Thousands of women slept in the streets, lived in Tahrir Square and stood side by side with men to fight for democracy. It seemed as though the country’s stereotypical gender roles had disappeared, but just months after the revolution ended and the dust settled, they began to re-emerge.
“Men and women in Tahrir Square were just there chanting and helping each other and supporting each other. And then at the end we see women are put on the side and marginalized,” said Zainab al-Zuwaij of the American Islamic Congress.
Egyptian women began organizing on social networking sites such as Twitter and Facebook, campaigning for equal access to public life. Their demands remain the same today: better implementation of the laws that are already supposed to give them equal access in society.

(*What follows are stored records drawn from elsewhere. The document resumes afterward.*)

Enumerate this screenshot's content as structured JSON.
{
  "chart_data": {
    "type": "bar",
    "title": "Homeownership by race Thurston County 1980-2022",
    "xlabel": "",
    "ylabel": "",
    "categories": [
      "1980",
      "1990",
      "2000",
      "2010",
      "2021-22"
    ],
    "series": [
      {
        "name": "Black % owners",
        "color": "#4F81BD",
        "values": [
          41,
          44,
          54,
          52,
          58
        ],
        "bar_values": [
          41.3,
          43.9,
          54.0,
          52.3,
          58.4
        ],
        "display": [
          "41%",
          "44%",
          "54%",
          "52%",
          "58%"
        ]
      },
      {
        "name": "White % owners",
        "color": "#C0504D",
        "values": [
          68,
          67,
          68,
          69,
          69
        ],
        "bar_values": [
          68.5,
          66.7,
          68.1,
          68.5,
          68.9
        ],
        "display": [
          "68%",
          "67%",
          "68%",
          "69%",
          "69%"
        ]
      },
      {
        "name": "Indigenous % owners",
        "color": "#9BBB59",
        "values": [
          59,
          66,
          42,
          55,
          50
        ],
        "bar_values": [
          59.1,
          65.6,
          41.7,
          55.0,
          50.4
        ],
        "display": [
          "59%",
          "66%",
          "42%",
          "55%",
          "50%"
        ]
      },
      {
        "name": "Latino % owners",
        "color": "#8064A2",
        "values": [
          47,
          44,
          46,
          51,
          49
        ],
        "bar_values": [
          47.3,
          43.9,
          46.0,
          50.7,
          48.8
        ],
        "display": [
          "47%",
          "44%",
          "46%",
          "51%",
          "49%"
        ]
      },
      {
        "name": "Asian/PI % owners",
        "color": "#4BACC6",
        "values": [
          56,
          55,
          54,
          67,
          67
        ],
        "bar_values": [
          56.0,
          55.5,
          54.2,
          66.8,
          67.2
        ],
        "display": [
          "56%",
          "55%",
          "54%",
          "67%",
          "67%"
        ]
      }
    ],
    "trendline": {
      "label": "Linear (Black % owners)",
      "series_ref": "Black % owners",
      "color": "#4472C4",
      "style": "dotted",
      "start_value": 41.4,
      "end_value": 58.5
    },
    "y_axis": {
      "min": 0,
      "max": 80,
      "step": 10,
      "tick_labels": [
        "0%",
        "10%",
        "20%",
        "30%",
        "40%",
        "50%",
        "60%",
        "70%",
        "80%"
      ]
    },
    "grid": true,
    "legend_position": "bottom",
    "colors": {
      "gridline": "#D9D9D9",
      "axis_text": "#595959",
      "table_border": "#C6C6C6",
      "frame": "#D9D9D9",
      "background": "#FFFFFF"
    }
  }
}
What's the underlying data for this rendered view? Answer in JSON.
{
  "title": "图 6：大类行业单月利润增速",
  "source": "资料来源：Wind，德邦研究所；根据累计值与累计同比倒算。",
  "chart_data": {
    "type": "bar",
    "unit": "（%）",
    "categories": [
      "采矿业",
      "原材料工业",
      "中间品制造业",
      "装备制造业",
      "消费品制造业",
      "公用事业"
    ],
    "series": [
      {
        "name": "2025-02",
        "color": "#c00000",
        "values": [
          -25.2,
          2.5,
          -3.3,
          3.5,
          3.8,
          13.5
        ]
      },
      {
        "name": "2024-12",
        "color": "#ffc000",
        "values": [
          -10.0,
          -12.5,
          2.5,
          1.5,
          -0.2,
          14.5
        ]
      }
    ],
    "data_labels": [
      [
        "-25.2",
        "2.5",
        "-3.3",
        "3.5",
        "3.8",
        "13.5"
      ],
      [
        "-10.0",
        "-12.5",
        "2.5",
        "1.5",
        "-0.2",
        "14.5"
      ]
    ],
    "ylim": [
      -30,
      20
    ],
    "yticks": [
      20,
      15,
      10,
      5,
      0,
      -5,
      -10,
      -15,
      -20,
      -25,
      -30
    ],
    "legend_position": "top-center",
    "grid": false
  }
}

“Egypt has passed a lot of progressive laws in relationship to women’s rights but we also know that for many women in Egypt they are on paper only and don’t really impact their day to day lives,” said Mary Hope Schwoebel of the United States Institute of Peace.
Labor laws in Egypt provide equal rates for men and women in the public sector, though this does not always happen in practice. In 2010 the average income for a woman in Egypt was $2,003 while for a man it was $5,227. Egyptian women are successfully earning a living in the media, education and banking industries, but they are still unable to break into the political sphere in a significant way. Not a single woman was included in the official body that proposed amendments to the constitution in March.
“I think that women right now would like to push the envelope, to be in charge of key ministries, to have top positions in government,” said Diane Singerman, a political scientist at the American University in Washington.
In 2009, Mubarak confirmed that election law amendments would guarantee women compromise at least 11 percent of the new parliament for the 2010 elections—not far off from the U.S. where women make up 17 percent of Congress. Many Egyptian women feared that while the quota system allowed for female leadership in government, it did not distinguish women as qualified candidates, rather, it acted as compensation for barriers that prevent the equitable participation of women in politics.
Last month authorities canceled the quota system, citing improper implementation. The new election laws for the upcoming parliamentary vote, which is set to begin Nov. 28, mandate that each party include at least one woman on their list, but it does not guarantee a woman’s election.
Women’s Rights: Rural vs. Urban
May Kosba, originally from Cairo, thanks her parents for getting her where she is today.
“Education was the most important thing growing up,” she said.
Kosba, 23, is currently completing a civic health fellowship at the National Conference for Citizenship in Washington. She has become something of an Egyptian cultural ambassador by interacting with activists on social media forums and speaking about Egyptian political events on local TV talk shows.
Before moving to the U.S. she earned a degree in accounting at Ain Shams University in Cairo and later studied at the American University in Cairo.
Her experience as a woman from an educated urban family is far different from the experience of women living in Egypt’s rural areas. When describing the difference between life for rural women and urban women in Cairo, Kosba said, “it’s like night and day.”